Nella campagna per il lancio del film Carlo Acutis è descritto come “l’influencer di Dio”: in che senso è diventato un fenomeno fra i giovani? E’ stata questa una delle spinte per cui i suoi figli sono i produttori esecutivi del film?
La mia conversione è stata seguita da quelle di Paloma, mia moglie, e dei nostri figli. Sia Ines che Borja sono ragazzi del loro tempo. La prima sta terminando le magistrali, il secondo studia per la laurea in Comunicazione audiovisiva. Hanno familiarità con le nuove tecnologie e le reti sociali, e hanno constatato come tutti questi strumenti possano servire per evangelizzare e portare Dio a molte persone. Come Carlo, vanno tutti i giorni a Messa e hanno visto nel beato una sorta di specchio in cui si scoprono riflessi. Nonostante la giovane età, hanno già esperienza perché hanno partecipato ai miei film precedenti. Ora sono i miei produttori esecutivi, di fatto i miei unici capi.

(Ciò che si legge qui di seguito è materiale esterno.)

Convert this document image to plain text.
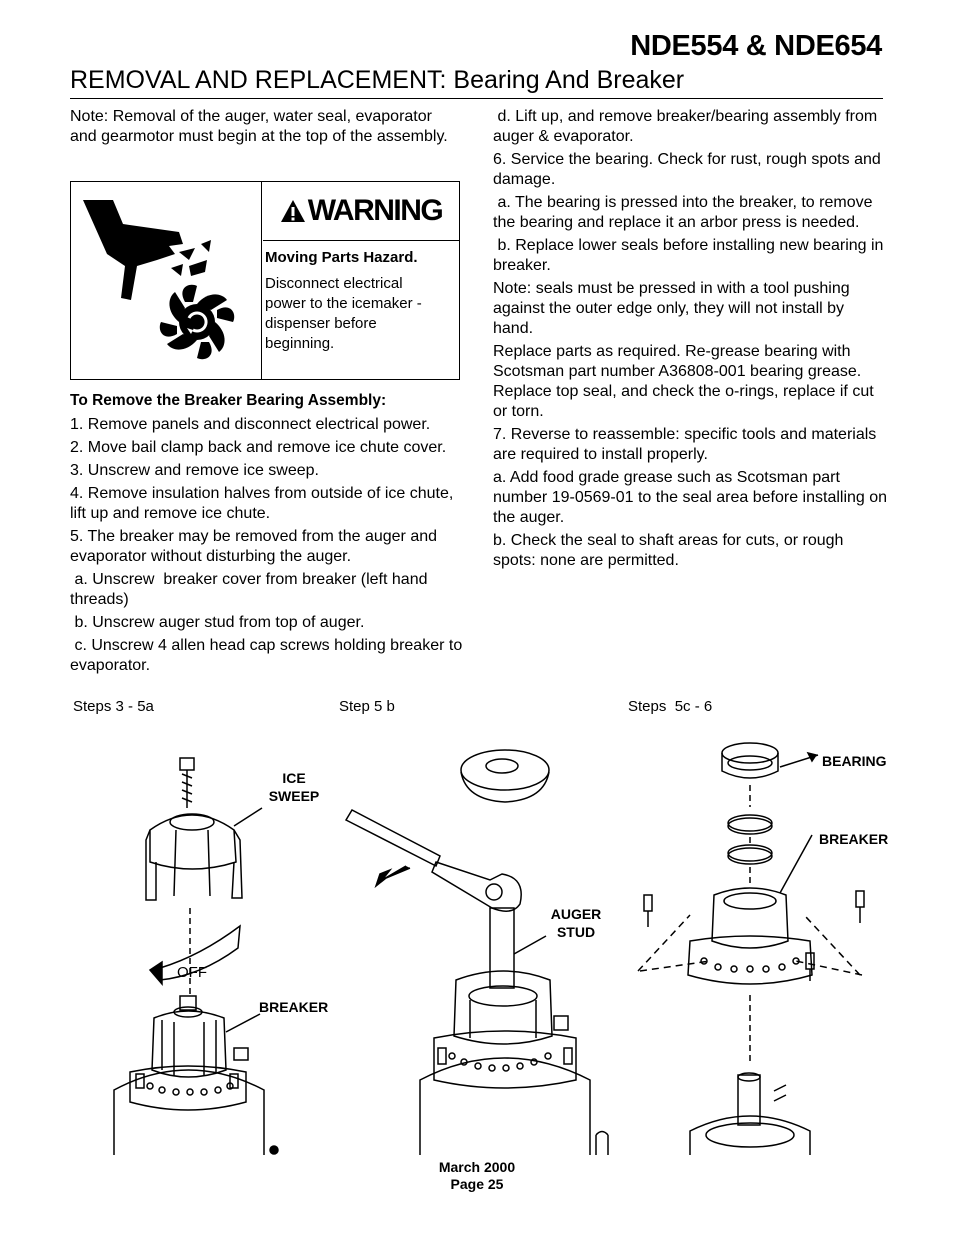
NDE554 & NDE654
REMOVAL AND REPLACEMENT: Bearing And Breaker

Note: Removal of the auger, water seal, evaporator and gearmotor must begin at the top of the assembly.

WARNING
Moving Parts Hazard.
Disconnect electrical power to the icemaker - dispenser before beginning.
To Remove the Breaker Bearing Assembly:

1. Remove panels and disconnect electrical power.

2. Move bail clamp back and remove ice chute cover.

3. Unscrew and remove ice sweep.

4. Remove insulation halves from outside of ice chute, lift up and remove ice chute.

5. The breaker may be removed from the auger and evaporator without disturbing the auger.

a. Unscrew  breaker cover from breaker (left hand threads)

b. Unscrew auger stud from top of auger.

c. Unscrew 4 allen head cap screws holding breaker to evaporator.

d. Lift up, and remove breaker/bearing assembly from auger & evaporator.

6. Service the bearing. Check for rust, rough spots and damage.

a. The bearing is pressed into the breaker, to remove the bearing and replace it an arbor press is needed.

b. Replace lower seals before installing new bearing in breaker.

Note: seals must be pressed in with a tool pushing against the outer edge only, they will not install by hand.

Replace parts as required. Re-grease bearing with Scotsman part number A36808-001 bearing grease. Replace top seal, and check the o-rings, replace if cut or torn.

7. Reverse to reassemble: specific tools and materials are required to install properly.

a. Add food grade grease such as Scotsman part number 19-0569-01 to the seal area before installing on the auger.

b. Check the seal to shaft areas for cuts, or rough spots: none are permitted.

Steps 3 - 5a	Step 5 b	Steps  5c - 6
OFF
ICE
SWEEP
BREAKER
AUGER
STUD
BEARING
BREAKER
March 2000
Page 25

Ci sono stati momenti di crisi e di difficoltà?
C’è tanto lavoro da fare, tante le difficoltà tecniche, economiche. Più volte siamo stati sul punto di gettare la spugna, ma poi con l’aiuto di Dio il progetto è andato in porto. A loro devo anche la scelta della colonna sonora del film, composta e interpretata da Luis Mas, un 24enne fra i finalisti di Operacion Triunfo, che è già un successo.